March 14, 2024   ·   0 Comments


The Dufferin Community Foundation brings the power of many to charitable work.

There are a number of organizations that contribute to important endeavours throughout the county. But those efforts can be hampered at times by staff and volunteer hours spent raising funds and various administrative tasks.

That’s where the Dufferin Community Foundation (DCF) and its “power of many” approach comes in.

From the DCF website: “Creating a local community foundation was a way to help support local charitable work in a more sustainable way. The benefit of a community foundation is that they support the charitable efforts in a community for the long term by setting up and administering endowment funds. The investment income is then dispersed as grants for projects and services that enrich the community forever.”

Mono council heard during its regular meeting on March 12 that the DCF is dubbed the forever fund of Dufferin County, tasked with funding charities and building communities forever.

The DCF is part of a network of more than 200 such foundations across Canada that, as of 2020, were managing endowed assets of about $6.3-billion, said Shirley Boxem, the group’s vice-chairperson.

“A little bit of that is in Dufferin County,” she said of the managed assets.

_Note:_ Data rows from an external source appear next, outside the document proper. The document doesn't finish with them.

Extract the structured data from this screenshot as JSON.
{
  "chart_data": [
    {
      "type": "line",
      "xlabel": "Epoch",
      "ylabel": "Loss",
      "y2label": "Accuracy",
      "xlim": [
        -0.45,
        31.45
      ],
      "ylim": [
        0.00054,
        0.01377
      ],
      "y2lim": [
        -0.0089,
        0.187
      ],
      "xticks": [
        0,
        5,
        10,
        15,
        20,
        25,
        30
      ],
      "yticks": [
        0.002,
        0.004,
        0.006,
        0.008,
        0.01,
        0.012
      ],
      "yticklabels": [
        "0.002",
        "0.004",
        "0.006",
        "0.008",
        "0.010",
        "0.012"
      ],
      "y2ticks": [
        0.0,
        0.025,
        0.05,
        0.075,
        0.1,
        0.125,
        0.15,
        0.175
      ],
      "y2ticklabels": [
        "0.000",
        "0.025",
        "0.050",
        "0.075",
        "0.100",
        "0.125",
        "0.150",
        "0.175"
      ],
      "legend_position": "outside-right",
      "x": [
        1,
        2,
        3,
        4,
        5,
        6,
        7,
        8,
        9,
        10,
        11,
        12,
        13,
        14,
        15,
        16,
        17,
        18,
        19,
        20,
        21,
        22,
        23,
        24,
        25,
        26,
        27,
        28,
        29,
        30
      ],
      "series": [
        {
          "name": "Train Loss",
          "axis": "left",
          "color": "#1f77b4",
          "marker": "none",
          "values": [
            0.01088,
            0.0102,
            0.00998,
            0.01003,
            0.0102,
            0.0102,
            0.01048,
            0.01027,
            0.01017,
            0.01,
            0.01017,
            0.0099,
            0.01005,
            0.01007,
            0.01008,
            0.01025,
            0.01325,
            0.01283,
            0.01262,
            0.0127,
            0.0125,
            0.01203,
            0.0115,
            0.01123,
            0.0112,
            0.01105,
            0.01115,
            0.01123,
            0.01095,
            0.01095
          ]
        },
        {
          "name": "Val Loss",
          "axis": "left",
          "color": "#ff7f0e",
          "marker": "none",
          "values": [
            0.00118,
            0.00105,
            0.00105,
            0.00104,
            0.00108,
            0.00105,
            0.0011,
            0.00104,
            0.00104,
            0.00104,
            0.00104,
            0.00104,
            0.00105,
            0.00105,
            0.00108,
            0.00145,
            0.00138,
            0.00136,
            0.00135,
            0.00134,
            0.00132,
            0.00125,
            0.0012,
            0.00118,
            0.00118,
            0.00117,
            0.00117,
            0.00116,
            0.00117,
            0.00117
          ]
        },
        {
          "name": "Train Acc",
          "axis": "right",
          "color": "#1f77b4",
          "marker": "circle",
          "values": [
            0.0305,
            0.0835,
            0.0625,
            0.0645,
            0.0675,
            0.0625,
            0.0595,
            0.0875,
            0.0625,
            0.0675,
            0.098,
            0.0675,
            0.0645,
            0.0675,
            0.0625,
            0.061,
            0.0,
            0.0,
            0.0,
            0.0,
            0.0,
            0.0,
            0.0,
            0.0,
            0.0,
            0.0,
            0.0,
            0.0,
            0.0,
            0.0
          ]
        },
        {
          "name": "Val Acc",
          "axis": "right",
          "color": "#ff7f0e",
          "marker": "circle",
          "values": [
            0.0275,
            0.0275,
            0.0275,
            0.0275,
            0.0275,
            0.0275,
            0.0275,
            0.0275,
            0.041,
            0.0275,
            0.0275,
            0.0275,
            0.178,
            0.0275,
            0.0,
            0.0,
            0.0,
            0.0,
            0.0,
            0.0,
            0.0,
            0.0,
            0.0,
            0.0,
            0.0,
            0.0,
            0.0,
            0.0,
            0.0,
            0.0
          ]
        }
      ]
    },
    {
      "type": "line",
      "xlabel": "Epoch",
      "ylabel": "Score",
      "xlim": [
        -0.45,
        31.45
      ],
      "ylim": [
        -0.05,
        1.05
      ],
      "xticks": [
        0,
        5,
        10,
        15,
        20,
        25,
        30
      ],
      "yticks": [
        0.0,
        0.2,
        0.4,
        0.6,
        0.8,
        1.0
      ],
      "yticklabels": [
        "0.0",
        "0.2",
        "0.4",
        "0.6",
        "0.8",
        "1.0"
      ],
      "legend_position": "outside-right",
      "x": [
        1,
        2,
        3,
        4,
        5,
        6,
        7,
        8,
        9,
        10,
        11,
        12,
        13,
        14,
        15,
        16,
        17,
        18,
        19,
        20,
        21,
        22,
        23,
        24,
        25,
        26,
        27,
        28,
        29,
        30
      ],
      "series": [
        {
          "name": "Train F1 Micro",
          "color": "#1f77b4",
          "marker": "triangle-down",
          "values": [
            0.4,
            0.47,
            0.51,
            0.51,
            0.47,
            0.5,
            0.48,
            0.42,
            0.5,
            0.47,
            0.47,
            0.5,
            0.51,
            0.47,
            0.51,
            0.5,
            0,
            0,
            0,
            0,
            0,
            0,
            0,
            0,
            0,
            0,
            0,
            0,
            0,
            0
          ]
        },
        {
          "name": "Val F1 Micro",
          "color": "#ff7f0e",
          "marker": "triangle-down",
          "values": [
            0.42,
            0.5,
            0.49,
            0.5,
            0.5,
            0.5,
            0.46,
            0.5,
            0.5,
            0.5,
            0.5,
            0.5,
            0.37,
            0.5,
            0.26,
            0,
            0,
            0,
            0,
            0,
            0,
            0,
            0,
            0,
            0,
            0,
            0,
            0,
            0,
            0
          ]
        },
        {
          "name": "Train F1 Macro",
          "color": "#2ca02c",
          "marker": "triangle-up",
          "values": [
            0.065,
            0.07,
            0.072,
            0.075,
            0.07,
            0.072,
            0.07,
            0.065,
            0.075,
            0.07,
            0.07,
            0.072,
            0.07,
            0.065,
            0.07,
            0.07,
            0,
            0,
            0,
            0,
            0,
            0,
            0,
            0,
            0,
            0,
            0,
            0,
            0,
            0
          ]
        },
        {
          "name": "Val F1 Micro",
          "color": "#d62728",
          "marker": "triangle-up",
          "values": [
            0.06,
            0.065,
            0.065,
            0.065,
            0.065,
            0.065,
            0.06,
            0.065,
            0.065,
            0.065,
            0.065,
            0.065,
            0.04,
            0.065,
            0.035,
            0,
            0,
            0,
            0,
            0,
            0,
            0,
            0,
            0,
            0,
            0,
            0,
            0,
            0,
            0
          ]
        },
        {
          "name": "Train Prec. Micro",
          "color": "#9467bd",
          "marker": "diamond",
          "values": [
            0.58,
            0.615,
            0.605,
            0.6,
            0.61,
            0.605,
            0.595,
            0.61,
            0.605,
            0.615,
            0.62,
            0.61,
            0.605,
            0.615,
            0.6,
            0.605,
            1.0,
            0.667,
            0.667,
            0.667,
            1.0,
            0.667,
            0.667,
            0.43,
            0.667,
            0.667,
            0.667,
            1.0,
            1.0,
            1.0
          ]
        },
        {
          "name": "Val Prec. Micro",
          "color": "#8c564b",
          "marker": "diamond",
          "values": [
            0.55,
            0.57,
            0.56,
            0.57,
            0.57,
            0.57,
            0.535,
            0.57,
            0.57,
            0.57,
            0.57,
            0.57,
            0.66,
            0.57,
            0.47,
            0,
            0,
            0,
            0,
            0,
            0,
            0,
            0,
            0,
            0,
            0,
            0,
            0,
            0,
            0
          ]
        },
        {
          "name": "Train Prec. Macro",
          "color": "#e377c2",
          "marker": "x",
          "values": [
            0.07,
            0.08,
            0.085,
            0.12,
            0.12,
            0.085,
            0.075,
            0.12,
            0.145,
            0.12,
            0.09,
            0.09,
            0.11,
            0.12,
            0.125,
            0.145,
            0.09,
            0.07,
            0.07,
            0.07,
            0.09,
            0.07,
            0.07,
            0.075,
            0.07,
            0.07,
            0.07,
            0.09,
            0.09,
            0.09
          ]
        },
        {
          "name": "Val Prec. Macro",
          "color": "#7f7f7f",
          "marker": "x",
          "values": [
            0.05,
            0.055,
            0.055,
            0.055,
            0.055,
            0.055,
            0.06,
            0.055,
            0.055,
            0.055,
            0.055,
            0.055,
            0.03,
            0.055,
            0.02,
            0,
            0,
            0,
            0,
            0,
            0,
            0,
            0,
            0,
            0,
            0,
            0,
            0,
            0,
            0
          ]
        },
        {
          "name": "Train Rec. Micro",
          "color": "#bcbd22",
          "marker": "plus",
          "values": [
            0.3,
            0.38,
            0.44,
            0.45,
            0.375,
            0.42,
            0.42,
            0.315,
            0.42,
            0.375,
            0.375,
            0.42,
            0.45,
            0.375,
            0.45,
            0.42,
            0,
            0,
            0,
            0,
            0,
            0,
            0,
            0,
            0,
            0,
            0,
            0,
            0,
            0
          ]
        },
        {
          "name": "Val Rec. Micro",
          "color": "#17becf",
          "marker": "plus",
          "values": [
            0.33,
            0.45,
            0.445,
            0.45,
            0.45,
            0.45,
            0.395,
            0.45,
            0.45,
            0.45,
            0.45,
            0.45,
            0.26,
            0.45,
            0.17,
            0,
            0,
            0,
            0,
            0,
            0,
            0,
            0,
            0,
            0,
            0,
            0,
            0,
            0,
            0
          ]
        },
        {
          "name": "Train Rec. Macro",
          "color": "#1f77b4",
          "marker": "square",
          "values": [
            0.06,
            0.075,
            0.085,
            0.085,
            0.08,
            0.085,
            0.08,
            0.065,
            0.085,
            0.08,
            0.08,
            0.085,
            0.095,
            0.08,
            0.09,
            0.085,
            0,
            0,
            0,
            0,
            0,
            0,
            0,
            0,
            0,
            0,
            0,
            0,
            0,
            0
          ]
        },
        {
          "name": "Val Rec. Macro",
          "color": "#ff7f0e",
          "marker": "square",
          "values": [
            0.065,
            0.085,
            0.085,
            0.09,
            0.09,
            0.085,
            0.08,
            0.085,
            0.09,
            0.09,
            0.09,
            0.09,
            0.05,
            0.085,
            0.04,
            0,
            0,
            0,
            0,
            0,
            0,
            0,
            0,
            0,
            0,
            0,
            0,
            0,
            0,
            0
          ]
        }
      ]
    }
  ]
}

The group’s goal is to generate $10 million in its first decade of operation. That’s about $450,000 annually for local charities.

“A lofty goal initially, but it’s actually slowly becoming a reality,” Boxem said. “Seemed unattainable almost at times but, in fact, we are over $3.5-million on deposit as of this year.”

Of that purse, $35,000 was distributed in 2022. They doled out $54,000 last year and expect to deliver $75,000 this year. They’re looking towards $115,000 next year.

“It’s really exciting for us,” she said.

As a local community foundation, the DCF is entrusted to locally distribute funds for the government and grants from national corporate programs. Those funds are distributed to more than 150 non-profit organizations that serve Dufferin County. They range from food banks, sports groups, child development efforts, environmental causes, and mental health groups.

“They’re just pivotal to our quality of life here,” said Michele Fisher, the foundation’s executive director. “A lot of people don’t know that they’re also a major contributor to our economy.”

That’s a contribution to the tune of $65 billion, or about eight per cent of the province’s gross domestic product from its non-profit sector.

“That is more than a lot of industry sectors,” Fisher said.